こなたは瞬きを忘れてお兄の手を見つめた。

こなたはうんともすんとも言えなかった。全然違うのに、お兄はそう思ったんだ。触れただけで火傷をさせるなんて所業は、鬼の仕業だって思うんだ。……うん。そうだ、こなたもそう思う。こんな話を傍から聞かされただけでは、こなたが鬼役をやらされて、武士役の子が火傷させられた演技をしたのかなと、そう考えるのも何ら不思議ではない。本当は違うのに。
それよりも、お兄がこなたを鬼扱いする言葉を発したのがあまりにも衝撃的で、胸が傷んだ。目が眩んだ。物理的に右手が痛み始めた。今の話が本当のことだと知られてしまったら、こなた、きっとお兄に鬼だと思われて、お兄に嫌われてしまう。嫌われたくない。こなた、お兄と一緒にいたい。秘密にしなきゃ。隠し通さなきゃ。必死に頭を動かすこなた。不思議とお兄はこなたにも触っても大丈夫みたいだから、外にいる時は何も触らないようにして……。
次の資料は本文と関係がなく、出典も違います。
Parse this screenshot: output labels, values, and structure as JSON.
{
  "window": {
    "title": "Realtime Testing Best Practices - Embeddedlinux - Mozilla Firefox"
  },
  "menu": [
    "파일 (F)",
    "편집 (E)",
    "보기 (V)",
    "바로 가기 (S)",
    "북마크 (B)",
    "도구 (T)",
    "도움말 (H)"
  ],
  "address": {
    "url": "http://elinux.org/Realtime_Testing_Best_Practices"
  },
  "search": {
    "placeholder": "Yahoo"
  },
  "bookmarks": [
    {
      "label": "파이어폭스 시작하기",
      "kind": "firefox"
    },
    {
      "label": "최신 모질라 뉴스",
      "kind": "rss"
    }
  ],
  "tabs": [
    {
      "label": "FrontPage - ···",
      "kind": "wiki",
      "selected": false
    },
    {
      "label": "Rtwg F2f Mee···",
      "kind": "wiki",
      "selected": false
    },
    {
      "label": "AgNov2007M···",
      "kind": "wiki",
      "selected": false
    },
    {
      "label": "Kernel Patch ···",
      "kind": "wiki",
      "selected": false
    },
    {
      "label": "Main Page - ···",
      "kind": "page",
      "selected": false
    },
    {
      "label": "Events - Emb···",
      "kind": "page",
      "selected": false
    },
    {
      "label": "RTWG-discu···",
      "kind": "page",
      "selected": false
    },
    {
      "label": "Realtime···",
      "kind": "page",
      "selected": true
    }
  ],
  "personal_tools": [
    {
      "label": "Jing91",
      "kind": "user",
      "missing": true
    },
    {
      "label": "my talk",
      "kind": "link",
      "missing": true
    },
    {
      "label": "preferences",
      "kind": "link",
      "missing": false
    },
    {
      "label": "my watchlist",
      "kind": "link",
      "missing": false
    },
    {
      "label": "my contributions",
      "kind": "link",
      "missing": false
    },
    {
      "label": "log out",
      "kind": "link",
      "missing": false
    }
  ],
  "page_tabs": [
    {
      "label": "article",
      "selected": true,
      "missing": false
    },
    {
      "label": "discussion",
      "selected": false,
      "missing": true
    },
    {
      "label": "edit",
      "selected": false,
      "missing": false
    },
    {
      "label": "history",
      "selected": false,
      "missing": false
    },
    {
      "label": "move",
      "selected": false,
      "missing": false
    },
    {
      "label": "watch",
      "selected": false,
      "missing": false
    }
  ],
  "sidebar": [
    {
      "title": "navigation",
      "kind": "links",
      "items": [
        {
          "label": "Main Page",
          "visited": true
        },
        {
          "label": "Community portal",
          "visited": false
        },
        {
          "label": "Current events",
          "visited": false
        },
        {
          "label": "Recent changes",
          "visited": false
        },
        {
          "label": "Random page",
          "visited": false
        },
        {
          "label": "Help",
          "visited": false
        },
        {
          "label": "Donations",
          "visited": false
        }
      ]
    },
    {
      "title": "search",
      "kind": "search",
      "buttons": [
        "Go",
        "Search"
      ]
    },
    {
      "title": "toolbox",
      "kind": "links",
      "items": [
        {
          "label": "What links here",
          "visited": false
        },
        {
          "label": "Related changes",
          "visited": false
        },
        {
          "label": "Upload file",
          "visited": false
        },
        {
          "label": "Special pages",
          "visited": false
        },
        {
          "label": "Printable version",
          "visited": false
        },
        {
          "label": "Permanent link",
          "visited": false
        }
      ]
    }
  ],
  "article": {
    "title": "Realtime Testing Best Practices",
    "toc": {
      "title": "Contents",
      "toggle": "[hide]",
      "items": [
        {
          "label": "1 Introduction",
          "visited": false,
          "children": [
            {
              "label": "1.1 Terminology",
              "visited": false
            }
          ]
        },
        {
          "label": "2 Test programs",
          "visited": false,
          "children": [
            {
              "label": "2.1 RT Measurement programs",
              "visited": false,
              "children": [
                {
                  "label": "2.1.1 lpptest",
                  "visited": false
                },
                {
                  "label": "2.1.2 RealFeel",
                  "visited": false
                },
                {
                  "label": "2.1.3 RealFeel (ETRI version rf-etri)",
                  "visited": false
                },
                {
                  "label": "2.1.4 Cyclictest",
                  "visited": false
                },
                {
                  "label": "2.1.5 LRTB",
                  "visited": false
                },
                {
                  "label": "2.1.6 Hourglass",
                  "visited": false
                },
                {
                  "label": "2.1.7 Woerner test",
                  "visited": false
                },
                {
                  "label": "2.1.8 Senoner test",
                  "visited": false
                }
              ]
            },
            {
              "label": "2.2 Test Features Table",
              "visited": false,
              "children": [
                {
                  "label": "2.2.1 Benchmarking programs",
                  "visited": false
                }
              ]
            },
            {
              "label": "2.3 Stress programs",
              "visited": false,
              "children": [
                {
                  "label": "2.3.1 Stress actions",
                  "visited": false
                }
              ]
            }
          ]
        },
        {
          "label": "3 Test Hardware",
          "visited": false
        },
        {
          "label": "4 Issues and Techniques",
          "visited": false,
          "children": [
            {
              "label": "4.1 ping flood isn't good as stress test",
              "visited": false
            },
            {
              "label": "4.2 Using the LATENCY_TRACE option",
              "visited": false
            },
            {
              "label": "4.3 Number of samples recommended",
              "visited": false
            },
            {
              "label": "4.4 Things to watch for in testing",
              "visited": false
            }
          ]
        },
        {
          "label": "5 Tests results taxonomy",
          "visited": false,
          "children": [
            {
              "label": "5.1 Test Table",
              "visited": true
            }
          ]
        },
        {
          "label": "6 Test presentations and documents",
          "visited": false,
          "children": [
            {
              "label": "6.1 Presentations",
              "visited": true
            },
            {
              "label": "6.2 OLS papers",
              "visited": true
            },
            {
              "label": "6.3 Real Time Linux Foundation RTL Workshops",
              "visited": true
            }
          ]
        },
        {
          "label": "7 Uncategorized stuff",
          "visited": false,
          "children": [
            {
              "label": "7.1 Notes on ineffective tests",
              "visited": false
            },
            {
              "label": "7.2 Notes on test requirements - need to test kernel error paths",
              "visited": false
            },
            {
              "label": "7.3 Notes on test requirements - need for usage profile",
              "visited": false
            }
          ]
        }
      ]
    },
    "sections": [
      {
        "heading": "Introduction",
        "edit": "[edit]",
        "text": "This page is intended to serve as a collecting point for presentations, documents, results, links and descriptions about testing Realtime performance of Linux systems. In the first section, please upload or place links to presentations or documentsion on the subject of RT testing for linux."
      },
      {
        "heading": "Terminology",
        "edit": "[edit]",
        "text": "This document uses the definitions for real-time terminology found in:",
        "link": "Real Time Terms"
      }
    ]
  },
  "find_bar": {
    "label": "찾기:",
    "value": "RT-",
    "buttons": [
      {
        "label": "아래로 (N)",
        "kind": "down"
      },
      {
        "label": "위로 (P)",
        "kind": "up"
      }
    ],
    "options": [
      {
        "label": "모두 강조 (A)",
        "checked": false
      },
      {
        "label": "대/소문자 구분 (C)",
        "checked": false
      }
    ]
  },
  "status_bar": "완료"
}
「さぁて、もう遅くなっちまったけど飯にしよう。大丈夫、俺が食べさせてやるからな。懐かしいなぁ、赤琉が小さい頃は毎日そうしてたんだ。覚えてるかい?」
覚えてる。お兄は昔からこなたに優しかったのだ。普通みたいにできないこなたに嫌な顔せずに助けてくれるお兄のこと、こなたはずっと大好きだから。大好きなお兄とこれからもずっと一緒にいたいから……秘密にしなきゃ。この我慢は、良い我慢。